To wit, George Gershwin’s Piano Concerto in F Major, an unconventional piece of American music that Orli will perform this week as part of the Houston Symphony’s “Celebration of American Composers” and in honor of the upcoming centennial of Gershwin’s birth (on September 26).
“I’ve been doing the Concerto in F in a bunch of places this year,” she says. “I recently performed it with the Philadelphia Orchestra. It’s a great piece, and really underplayed. I actually thought it would be sort of like ‘Rhapsody in Blue’ — great melodies and that’s about it. But as a concerto, it holds together extremely well. It’s a very intelligent piece of music. Gershwin was not known for [writing concertos] at all.”
Orli adds, “This is my first foray into more pops-oriented stuff. I love listening to that, and I listen to a lot of jazz, but I’ve never really attempted to play jazz. It’s a whole different mindset, a whole different way of thinking, and I’ve never felt up to it, really. Jazz is partly improvised, which is a completely different concept from what classical musicians do.

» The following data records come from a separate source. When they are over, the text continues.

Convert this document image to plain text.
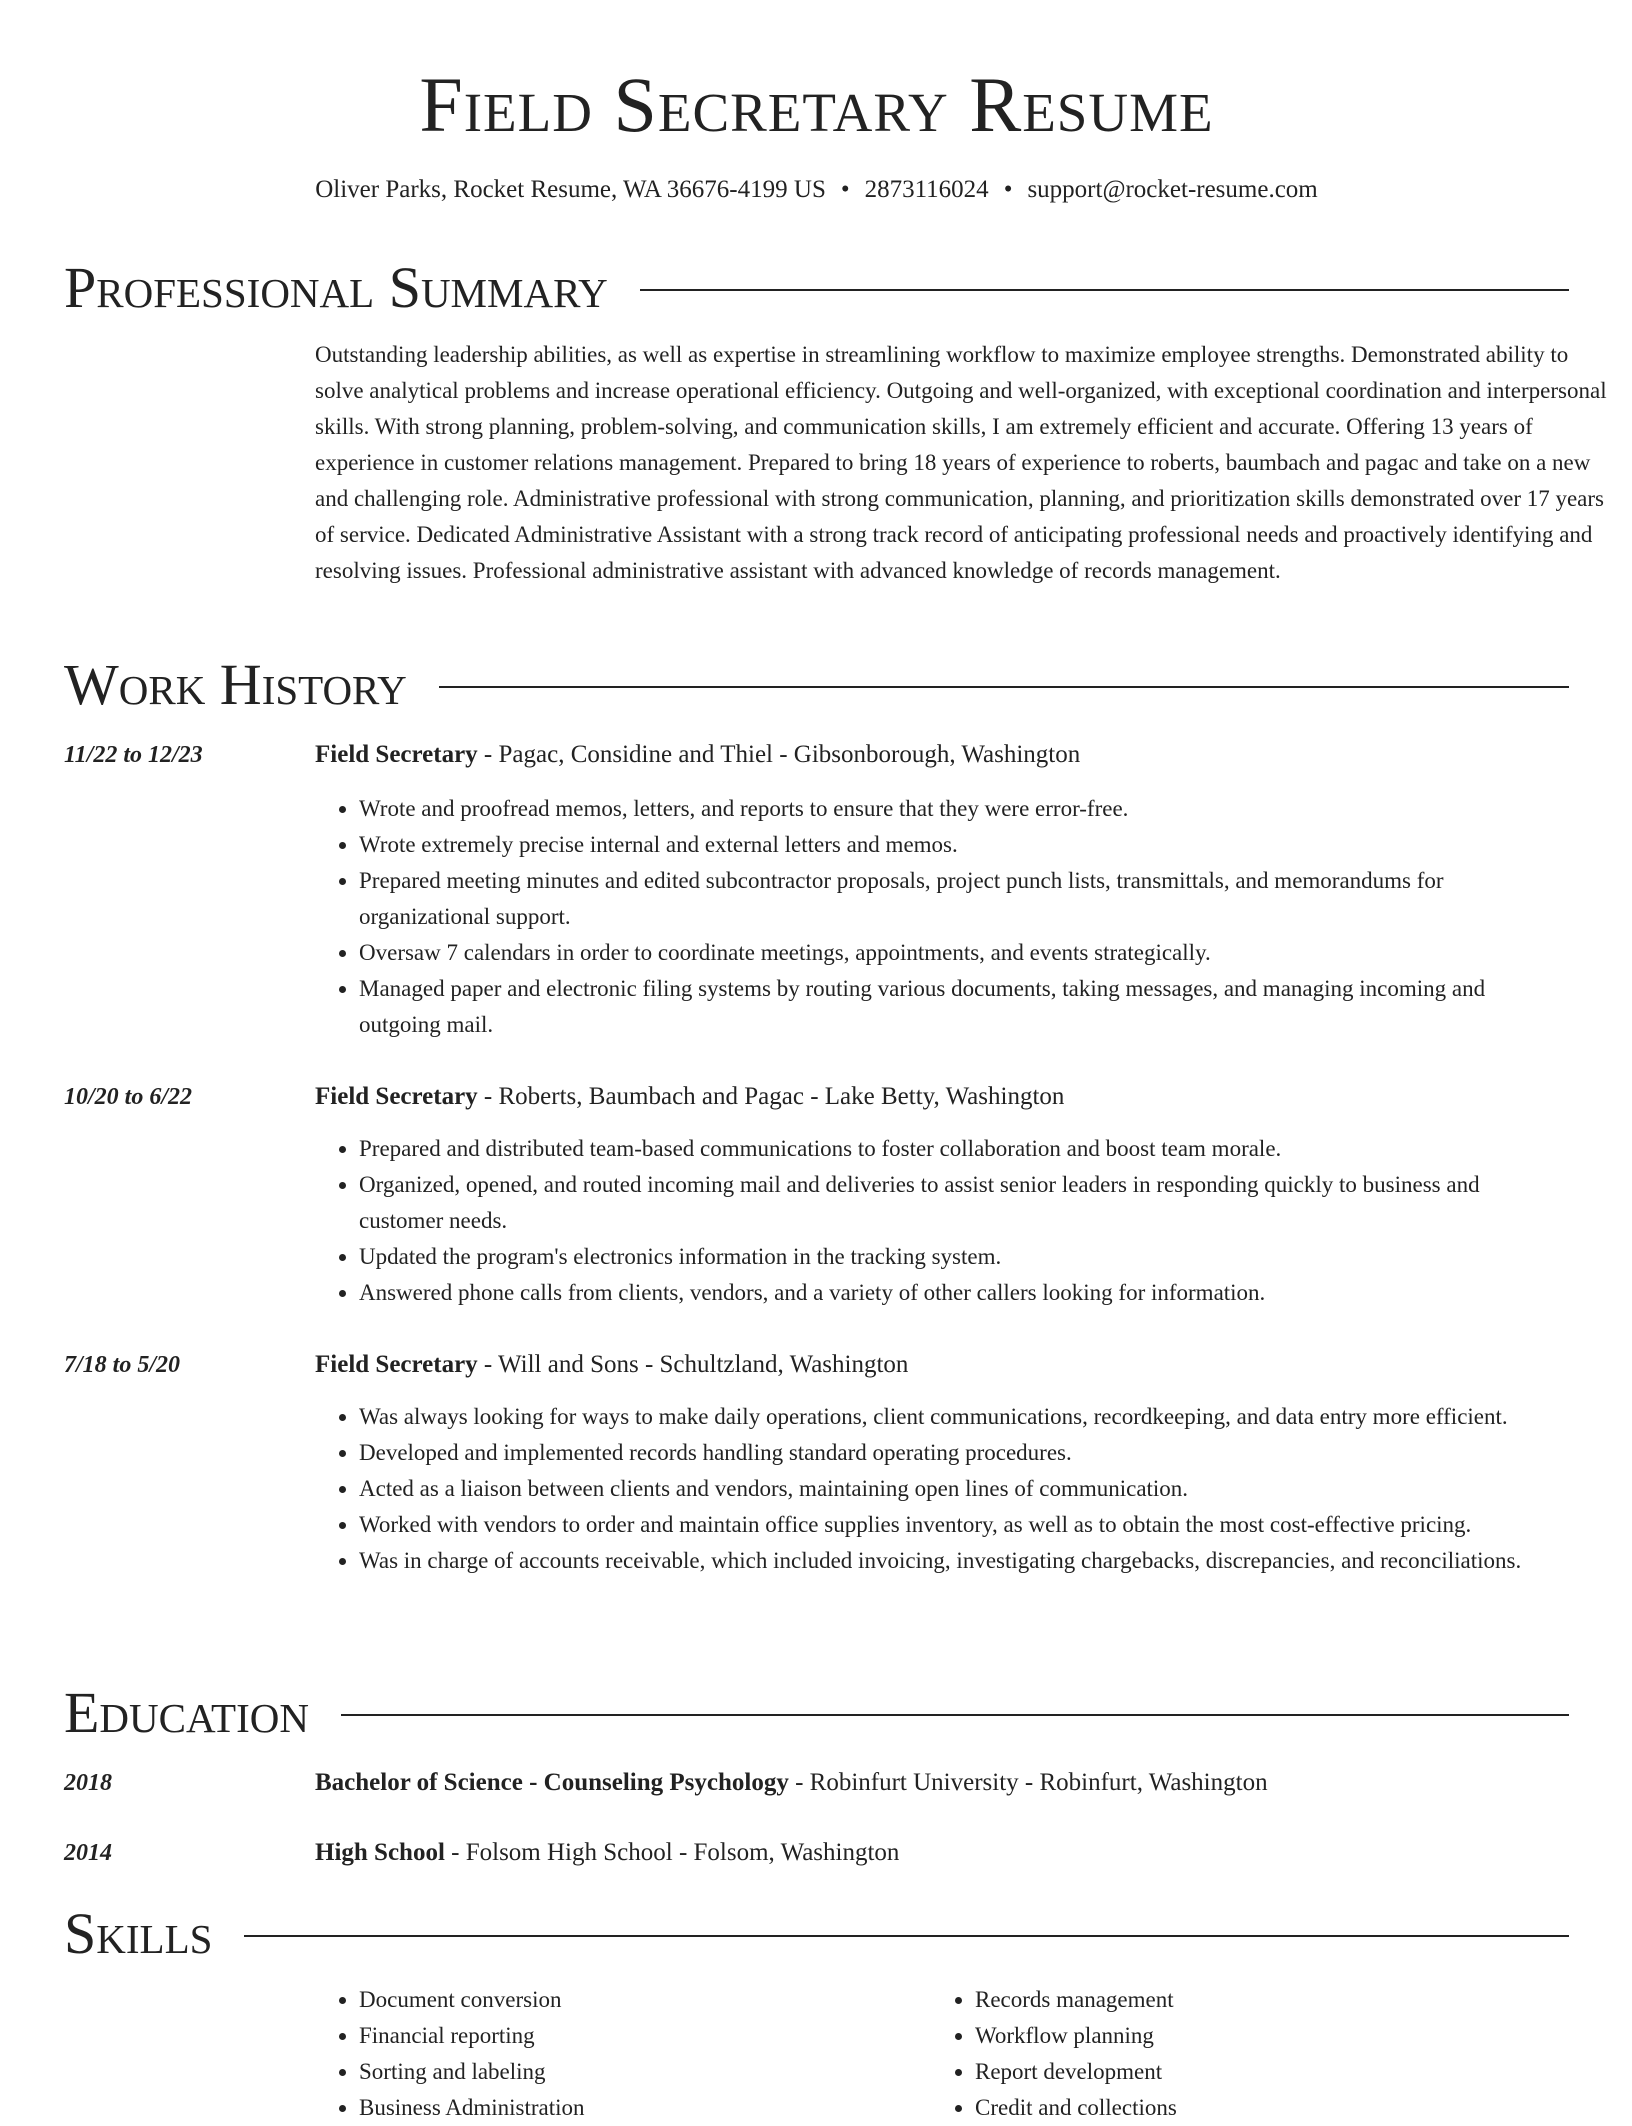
Field Secretary Resume
Oliver Parks, Rocket Resume, WA 36676-4199 US • 2873116024 • support@rocket-resume.com
Professional Summary

Outstanding leadership abilities, as well as expertise in streamlining workflow to maximize employee strengths. Demonstrated ability to solve analytical problems and increase operational efficiency. Outgoing and well-organized, with exceptional coordination and interpersonal skills. With strong planning, problem-solving, and communication skills, I am extremely efficient and accurate. Offering 13 years of experience in customer relations management. Prepared to bring 18 years of experience to roberts, baumbach and pagac and take on a new and challenging role. Administrative professional with strong communication, planning, and prioritization skills demonstrated over 17 years of service. Dedicated Administrative Assistant with a strong track record of anticipating professional needs and proactively identifying and resolving issues. Professional administrative assistant with advanced knowledge of records management.

Work History
11/22 to 12/23	Field Secretary - Pagac, Considine and Thiel - Gibsonborough, Washington
• Wrote and proofread memos, letters, and reports to ensure that they were error-free.
• Wrote extremely precise internal and external letters and memos.
• Prepared meeting minutes and edited subcontractor proposals, project punch lists, transmittals, and memorandums for organizational support.
• Oversaw 7 calendars in order to coordinate meetings, appointments, and events strategically.
• Managed paper and electronic filing systems by routing various documents, taking messages, and managing incoming and outgoing mail.
10/20 to 6/22	Field Secretary - Roberts, Baumbach and Pagac - Lake Betty, Washington
• Prepared and distributed team-based communications to foster collaboration and boost team morale.
• Organized, opened, and routed incoming mail and deliveries to assist senior leaders in responding quickly to business and customer needs.
• Updated the program's electronics information in the tracking system.
• Answered phone calls from clients, vendors, and a variety of other callers looking for information.
7/18 to 5/20	Field Secretary - Will and Sons - Schultzland, Washington
• Was always looking for ways to make daily operations, client communications, recordkeeping, and data entry more efficient.
• Developed and implemented records handling standard operating procedures.
• Acted as a liaison between clients and vendors, maintaining open lines of communication.
• Worked with vendors to order and maintain office supplies inventory, as well as to obtain the most cost-effective pricing.
• Was in charge of accounts receivable, which included invoicing, investigating chargebacks, discrepancies, and reconciliations.
Education
2018	Bachelor of Science - Counseling Psychology - Robinfurt University - Robinfurt, Washington
2014	High School - Folsom High School - Folsom, Washington
Skills
• Document conversion
• Financial reporting
• Sorting and labeling
• Business Administration
• Records management
• Workflow planning
• Report development
• Credit and collections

“On the other hand, every concert’s going to be different, because of the hall, the piano, the orchestra, the audience. There’s definitely spontaneity in classical music, but it’s somehow different when you need to keep a harmonic chord structure going and improvise on top of that. I’ve really struggled with that, and so have many classical-musician friends of mine.”
So what’s the biggest difference between playing Gershwin and, say, Beethoven?

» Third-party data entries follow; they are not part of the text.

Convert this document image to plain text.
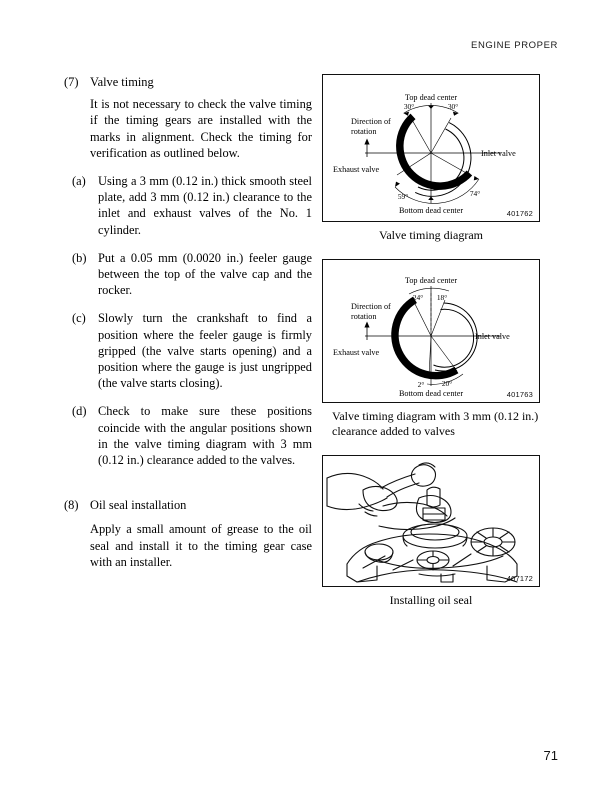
ENGINE PROPER
(7) Valve timing
It is not necessary to check the valve timing if the timing gears are installed with the marks in alignment. Check the timing for verification as outlined below.
(a) Using a 3 mm (0.12 in.) thick smooth steel plate, add 3 mm (0.12 in.) clearance to the inlet and exhaust valves of the No. 1 cylinder.
(b) Put a 0.05 mm (0.0020 in.) feeler gauge between the top of the valve cap and the rocker.
(c) Slowly turn the crankshaft to find a position where the feeler gauge is firmly gripped (the valve starts opening) and a position where the gauge is just ungripped (the valve starts closing).
(d) Check to make sure these positions coincide with the angular positions shown in the valve timing diagram with 3 mm (0.12 in.) clearance added to the valves.
(8) Oil seal installation
Apply a small amount of grease to the oil seal and install it to the timing gear case with an installer.
Top dead center
Bottom dead center
Direction of
rotation
Inlet valve
Exhaust valve
30°	30°
59°	74°
401762
Valve timing diagram
Top dead center
Bottom dead center
Direction of
rotation
Inlet valve
Exhaust valve
24° 18°
2° 20°
401763
Valve timing diagram with 3 mm (0.12 in.) clearance added to valves
407172
Installing oil seal
71
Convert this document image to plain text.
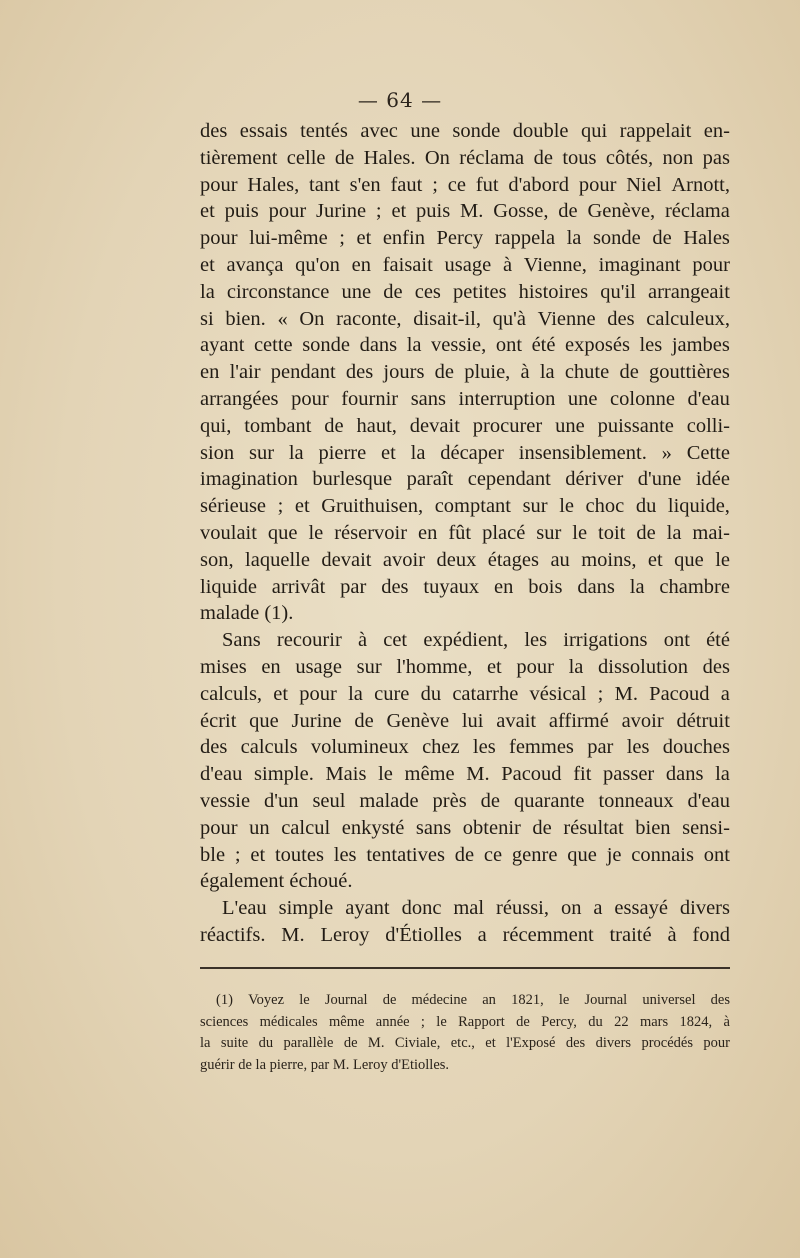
— 64 —
des essais tentés avec une sonde double qui rappelait en-
tièrement celle de Hales. On réclama de tous côtés, non pas
pour Hales, tant s'en faut ; ce fut d'abord pour Niel Arnott,
et puis pour Jurine ; et puis M. Gosse, de Genève, réclama
pour lui-même ; et enfin Percy rappela la sonde de Hales
et avança qu'on en faisait usage à Vienne, imaginant pour
la circonstance une de ces petites histoires qu'il arrangeait
si bien. « On raconte, disait-il, qu'à Vienne des calculeux,
ayant cette sonde dans la vessie, ont été exposés les jambes
en l'air pendant des jours de pluie, à la chute de gouttières
arrangées pour fournir sans interruption une colonne d'eau
qui, tombant de haut, devait procurer une puissante colli-
sion sur la pierre et la décaper insensiblement. » Cette
imagination burlesque paraît cependant dériver d'une idée
sérieuse ; et Gruithuisen, comptant sur le choc du liquide,
voulait que le réservoir en fût placé sur le toit de la mai-
son, laquelle devait avoir deux étages au moins, et que le
liquide arrivât par des tuyaux en bois dans la chambre
malade (1).
Sans recourir à cet expédient, les irrigations ont été
mises en usage sur l'homme, et pour la dissolution des
calculs, et pour la cure du catarrhe vésical ; M. Pacoud a
écrit que Jurine de Genève lui avait affirmé avoir détruit
des calculs volumineux chez les femmes par les douches
d'eau simple. Mais le même M. Pacoud fit passer dans la
vessie d'un seul malade près de quarante tonneaux d'eau
pour un calcul enkysté sans obtenir de résultat bien sensi-
ble ; et toutes les tentatives de ce genre que je connais ont
également échoué.
L'eau simple ayant donc mal réussi, on a essayé divers
réactifs. M. Leroy d'Étiolles a récemment traité à fond
(1) Voyez le Journal de médecine an 1821, le Journal universel des
sciences médicales même année ; le Rapport de Percy, du 22 mars 1824, à
la suite du parallèle de M. Civiale, etc., et l'Exposé des divers procédés pour
guérir de la pierre, par M. Leroy d'Etiolles.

“Gosh, there are so many differences,” she says. “In one sense, it’s more pure fun, because once you’ve learned the notes, the Gershwin really kind of plays itself, and you just have to let go and get into the rhythm. It’s so rhythm-oriented. On the other hand, you could also say that about Beethoven. But when you’re playing Beethoven, that’s like the Bible, and you can’t really stray from that. In a way, with Gershwin, [straying’s] a little more legitimate. I don’t mean with notes, but there’s more freedom of tempo and dynamics, that kind of thing.”
All in all, Orli considers her pops experiment a fling rather than a full-fledged romance. She’s fond of Gershwin and his kind, but her heart belongs to Beethoven and his. When asked to name her top-three “desert island” discs — indispensable recordings for whiling away the time while stranded on some far-flung piece of terra firma — Shaham singles out “Toscanini and the Brahms symphonies and Karajan and the Mozart Requiem.”
“And we’ve got to get some Bach in there,” she continues. “There’s Carlos Kleiber’s Beethoven’s Seventh, which is one of the best recordings of all time, and, on the other hand, there’s Gould doing the Goldberg Variations.
“Oh, I don’t know,” she says with a mock moan. “Now I’m stuck.”
Would any popular music make it into her Top Ten? “Probably not. The Top 100, maybe. I’m completely biased in favor of classical music, so I guess I’m in the right profession.”